There was not enough evidence to support or refute a recommendation regarding heparin bridge therapy in reducing thromboembolism in chronically anticoagulated patients (Level B).
Bottom line: These are the most up-to-date guidelines for anticoagulant and antiplatelet agents in patients with transient ischemic attacks and strokes undergoing procedures, but further research is needed in many areas.
Citation: Armstrong MJ, Gronseth G Anderson DC, et al. Summary of evidence-based guideline: periprocedural management of antithrombotic medications in patients with ischemic cerebrovascular disease: Report of the Guideline Development Subcommittee of the American Academy of Neurology. Neurology. 2013;80:2065-2069.
Extended Prophylaxis with Aspirin Was Noninferior to Extended Prophylaxis with Low-Molecular-Weight Heparin
Clinical question: Is aspirin as effective as low-molecular-weight heparin (LMWH) for the extended prophylaxis of venous thromboembolism (VTE) after total hip arthroplasty (THA)?
Background: Deep vein thrombosis (DVT) and pulmonary embolism (PE) are common complications after THA. After initial prophylaxis, LMWH given for up to 30 days has been shown to reduce VTE compared with placebo. However, LMWH is costly and may increase the risk of minor bleeding. Aspirin is a potentially simple, low-cost alternative.
Study design: Randomized, placebo-controlled trial.
Setting: Twelve university-affiliated orthopedic hospitals in Canada.
Synopsis: Patients undergoing elective THA without hip fracture, metastatic cancer, or bleeding precluding anticoagulants were eligible. All patients received dalteparin for 10 days and were then randomized to aspirin 81 mg daily or to continue dalteparin. The primary outcome was symptomatic proximal DVT or PE during 90 days’ follow-up. The study was terminated early due to slow enrollment. At that time, 2,364 patients had been enrolled, and an analysis by an independent data safety and monitoring board determined that continuing the study was unlikely to alter the main findings. Extended prophylaxis with aspirin was noninferior to LMWH for the primary outcome, which occurred in 0.3% vs. 1.3%, respectively (95% CI, -0.5% to 2.5%, P<.001 for noninferiority). There were no significant differences in major or minor bleeding.

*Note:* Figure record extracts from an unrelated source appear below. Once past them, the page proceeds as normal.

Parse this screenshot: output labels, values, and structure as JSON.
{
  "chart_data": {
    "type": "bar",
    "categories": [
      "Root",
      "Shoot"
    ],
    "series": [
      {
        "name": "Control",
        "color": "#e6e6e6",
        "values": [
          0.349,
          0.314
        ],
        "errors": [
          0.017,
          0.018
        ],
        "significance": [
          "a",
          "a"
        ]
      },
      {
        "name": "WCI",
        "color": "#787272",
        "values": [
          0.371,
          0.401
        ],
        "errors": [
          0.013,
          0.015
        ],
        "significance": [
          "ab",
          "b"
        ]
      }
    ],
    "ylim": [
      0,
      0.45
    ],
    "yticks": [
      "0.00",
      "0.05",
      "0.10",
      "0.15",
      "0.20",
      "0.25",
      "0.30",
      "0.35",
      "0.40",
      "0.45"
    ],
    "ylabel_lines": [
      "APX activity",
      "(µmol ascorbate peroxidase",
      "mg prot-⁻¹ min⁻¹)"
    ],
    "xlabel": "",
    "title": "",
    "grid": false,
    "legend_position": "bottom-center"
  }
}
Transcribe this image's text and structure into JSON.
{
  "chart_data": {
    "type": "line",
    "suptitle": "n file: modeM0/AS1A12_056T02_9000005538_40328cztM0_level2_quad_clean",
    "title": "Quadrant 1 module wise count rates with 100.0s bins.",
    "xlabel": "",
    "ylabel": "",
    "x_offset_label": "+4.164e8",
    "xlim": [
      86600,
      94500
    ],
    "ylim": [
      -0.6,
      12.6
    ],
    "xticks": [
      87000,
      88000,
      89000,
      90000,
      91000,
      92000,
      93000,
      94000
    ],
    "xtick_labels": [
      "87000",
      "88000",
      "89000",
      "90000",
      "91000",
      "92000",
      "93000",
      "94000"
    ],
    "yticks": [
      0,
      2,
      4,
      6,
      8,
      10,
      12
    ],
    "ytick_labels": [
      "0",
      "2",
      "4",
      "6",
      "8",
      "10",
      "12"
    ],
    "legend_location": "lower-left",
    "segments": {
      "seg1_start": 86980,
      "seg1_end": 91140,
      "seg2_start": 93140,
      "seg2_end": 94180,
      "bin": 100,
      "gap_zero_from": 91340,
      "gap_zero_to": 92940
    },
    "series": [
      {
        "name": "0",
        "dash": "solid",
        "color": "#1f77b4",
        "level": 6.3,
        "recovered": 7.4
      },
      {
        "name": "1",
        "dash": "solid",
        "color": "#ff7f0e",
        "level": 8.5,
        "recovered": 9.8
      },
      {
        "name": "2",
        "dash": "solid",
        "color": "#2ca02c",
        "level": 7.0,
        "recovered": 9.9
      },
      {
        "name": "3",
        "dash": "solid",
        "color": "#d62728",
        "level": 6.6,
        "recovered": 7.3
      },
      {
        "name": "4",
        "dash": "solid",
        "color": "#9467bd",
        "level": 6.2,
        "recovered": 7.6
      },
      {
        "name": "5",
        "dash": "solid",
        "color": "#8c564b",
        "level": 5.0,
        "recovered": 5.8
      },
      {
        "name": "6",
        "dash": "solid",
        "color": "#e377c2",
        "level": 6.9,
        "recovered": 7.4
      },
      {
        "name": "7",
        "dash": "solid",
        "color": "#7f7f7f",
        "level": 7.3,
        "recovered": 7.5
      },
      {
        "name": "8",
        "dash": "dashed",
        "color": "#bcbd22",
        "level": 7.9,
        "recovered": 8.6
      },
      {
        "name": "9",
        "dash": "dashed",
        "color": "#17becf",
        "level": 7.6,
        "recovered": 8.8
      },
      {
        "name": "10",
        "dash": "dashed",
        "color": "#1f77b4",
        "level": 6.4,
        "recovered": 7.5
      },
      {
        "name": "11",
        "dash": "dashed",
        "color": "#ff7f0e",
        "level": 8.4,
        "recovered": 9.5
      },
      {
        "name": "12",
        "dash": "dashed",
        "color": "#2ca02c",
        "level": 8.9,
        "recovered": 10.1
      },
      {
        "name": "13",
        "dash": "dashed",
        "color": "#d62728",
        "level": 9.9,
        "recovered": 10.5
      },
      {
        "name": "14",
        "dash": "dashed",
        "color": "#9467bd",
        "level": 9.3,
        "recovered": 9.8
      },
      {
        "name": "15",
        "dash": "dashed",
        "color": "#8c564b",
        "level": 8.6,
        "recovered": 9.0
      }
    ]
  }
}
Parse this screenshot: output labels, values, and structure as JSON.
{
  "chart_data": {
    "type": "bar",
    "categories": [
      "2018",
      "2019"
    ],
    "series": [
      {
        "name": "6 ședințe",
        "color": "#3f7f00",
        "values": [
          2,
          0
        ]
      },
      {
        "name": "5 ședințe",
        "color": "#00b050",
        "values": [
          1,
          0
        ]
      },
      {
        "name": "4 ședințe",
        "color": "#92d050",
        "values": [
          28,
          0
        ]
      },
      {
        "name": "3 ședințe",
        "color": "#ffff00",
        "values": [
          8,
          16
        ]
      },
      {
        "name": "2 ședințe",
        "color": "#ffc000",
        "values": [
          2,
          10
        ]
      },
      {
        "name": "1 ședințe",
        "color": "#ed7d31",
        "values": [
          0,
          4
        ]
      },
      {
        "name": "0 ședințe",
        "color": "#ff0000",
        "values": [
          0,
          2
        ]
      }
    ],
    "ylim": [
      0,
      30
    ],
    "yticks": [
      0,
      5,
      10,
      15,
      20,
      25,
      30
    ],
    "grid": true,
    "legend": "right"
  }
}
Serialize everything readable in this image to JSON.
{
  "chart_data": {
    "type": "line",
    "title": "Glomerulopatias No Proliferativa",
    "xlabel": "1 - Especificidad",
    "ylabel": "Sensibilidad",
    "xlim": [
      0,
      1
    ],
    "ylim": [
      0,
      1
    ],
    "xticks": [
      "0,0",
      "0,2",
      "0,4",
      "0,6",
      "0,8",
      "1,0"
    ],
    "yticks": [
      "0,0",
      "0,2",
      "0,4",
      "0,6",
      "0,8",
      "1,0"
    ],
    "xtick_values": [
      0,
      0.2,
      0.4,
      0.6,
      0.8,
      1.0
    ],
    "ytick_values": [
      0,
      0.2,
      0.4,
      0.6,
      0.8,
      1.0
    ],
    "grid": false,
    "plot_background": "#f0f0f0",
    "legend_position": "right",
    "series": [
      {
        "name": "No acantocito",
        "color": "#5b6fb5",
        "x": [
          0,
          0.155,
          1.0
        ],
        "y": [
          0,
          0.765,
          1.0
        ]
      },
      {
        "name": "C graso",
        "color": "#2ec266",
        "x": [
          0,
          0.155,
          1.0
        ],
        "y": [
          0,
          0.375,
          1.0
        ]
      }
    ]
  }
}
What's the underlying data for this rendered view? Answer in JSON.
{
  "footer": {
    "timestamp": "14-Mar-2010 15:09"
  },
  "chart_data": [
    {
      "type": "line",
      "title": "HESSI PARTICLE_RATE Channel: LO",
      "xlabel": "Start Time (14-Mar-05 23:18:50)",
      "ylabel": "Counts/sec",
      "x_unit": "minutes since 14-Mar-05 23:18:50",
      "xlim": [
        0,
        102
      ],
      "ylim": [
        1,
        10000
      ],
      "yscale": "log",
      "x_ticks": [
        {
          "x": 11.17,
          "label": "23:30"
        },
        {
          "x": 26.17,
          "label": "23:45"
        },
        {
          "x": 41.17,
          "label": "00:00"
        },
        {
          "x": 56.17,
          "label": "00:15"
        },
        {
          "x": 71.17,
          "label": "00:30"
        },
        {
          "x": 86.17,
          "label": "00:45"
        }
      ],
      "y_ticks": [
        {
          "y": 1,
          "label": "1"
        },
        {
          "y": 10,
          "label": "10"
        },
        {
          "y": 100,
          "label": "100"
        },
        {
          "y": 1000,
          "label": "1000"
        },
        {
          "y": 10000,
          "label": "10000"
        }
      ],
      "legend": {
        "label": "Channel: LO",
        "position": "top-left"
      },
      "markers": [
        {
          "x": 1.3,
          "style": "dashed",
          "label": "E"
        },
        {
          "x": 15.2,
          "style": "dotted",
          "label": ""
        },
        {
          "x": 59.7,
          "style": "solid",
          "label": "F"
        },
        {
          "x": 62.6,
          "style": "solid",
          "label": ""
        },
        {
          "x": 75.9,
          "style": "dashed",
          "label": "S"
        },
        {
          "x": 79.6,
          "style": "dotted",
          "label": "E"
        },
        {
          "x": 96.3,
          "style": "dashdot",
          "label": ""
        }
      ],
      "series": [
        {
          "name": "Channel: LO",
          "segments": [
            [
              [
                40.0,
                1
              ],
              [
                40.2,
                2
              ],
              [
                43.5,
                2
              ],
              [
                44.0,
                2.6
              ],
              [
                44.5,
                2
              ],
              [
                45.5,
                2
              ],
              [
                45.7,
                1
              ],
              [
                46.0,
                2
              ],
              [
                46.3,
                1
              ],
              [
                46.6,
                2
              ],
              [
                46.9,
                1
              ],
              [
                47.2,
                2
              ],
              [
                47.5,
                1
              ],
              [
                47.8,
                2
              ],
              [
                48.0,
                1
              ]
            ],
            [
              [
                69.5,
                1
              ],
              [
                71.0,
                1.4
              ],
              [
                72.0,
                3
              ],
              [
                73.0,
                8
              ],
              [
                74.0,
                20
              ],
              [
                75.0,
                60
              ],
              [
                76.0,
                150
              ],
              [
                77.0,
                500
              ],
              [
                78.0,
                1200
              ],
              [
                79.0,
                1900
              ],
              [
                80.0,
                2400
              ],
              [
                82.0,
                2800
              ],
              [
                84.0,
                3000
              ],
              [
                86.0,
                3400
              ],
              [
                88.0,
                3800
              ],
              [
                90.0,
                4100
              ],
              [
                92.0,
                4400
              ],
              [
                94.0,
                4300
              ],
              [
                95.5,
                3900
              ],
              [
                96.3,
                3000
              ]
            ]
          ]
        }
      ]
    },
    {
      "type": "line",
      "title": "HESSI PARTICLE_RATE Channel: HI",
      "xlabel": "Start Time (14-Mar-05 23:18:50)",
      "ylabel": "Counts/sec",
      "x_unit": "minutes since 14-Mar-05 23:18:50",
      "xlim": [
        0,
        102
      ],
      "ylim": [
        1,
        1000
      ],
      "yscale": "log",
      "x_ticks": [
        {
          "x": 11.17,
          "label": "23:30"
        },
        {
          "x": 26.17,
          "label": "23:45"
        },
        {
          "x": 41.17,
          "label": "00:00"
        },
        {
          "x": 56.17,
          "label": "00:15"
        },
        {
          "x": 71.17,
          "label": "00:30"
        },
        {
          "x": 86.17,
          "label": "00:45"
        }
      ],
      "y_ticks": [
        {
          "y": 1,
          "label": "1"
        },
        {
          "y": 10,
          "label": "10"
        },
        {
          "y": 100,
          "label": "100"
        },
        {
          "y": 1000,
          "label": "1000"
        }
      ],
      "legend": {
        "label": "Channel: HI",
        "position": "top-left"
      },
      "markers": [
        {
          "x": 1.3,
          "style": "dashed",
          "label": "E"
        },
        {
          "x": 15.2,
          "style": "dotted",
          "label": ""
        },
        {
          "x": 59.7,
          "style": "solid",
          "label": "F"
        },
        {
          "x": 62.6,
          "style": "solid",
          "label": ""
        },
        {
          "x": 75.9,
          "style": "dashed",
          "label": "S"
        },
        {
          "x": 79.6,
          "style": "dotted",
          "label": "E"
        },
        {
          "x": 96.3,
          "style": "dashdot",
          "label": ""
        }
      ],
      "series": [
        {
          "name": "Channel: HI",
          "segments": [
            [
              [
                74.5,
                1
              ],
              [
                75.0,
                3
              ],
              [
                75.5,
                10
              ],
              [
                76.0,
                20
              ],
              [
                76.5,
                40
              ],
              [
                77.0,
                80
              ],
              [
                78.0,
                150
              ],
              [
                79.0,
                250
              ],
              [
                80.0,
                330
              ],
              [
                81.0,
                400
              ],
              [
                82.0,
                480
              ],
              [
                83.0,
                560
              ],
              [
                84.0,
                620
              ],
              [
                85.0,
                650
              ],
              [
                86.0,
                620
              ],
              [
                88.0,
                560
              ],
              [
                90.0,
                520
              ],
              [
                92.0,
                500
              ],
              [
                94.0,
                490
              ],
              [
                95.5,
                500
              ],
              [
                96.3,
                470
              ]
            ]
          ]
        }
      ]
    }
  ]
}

Though the early termination is a concern, the sample size was large and the results do not suggest inadequate power as a reason for lack of superiority for LMWH. Also, all patients received 10 days of LMWH, which indicates a period of LMWH after discharge will still be needed for most patients prior to initiating aspirin.
Bottom line: After initial LMWH prophylaxis for 10 days, extended prophylaxis with aspirin can be considered, particularly for patients for whom LMWH may not be feasible.
Citation: Anderson DR, Dunbar MJ, Bohm ER, et al. Aspirin versus low-molecular-weight heparin for extended venous thromboembolism prophylaxis after total hip arthroplasty: a randomized trial. Ann Intern Med. 2013;158:800-806.
Symptomatic Subsegmental Pulmonary Embolism (PE) Has a Prognosis Similar to Proximal PE
Clinical question: Is the prognosis of a symptomatic subsegmental pulmonary embolism (PE) similar to that of a more proximal PE?
Background: The use of multidetector computed tomography angiography (CTA) has allowed for better assessment of the pulmonary vasculature and increased detection of distal emboli. Prior studies have raised questions on the clinical importance of subsegmental PE but have been limited by small size or retrospective design.
Study design: Combined data from two prospective trials of management of suspected PE.
Setting: Twelve hospitals in the Netherlands and four tertiary-care emergency departments in Canada.
Synopsis: The study cohort consisted of 3,769 patients with suspected PE, of which 2,688 underwent CTA. Of patients diagnosed with PE, 15.5% had isolated subsegmental emboli. All patients were treated with anticoagulation. During three months of follow-up, the incidence of symptomatic recurrence for subsegmental PE was similar to patients with proximal PE (3.6% vs. 2.5%, respectively). The mortality rates for patients with subsegmental and proximal PE were also similar (10.3% vs. 6.3%, respectively).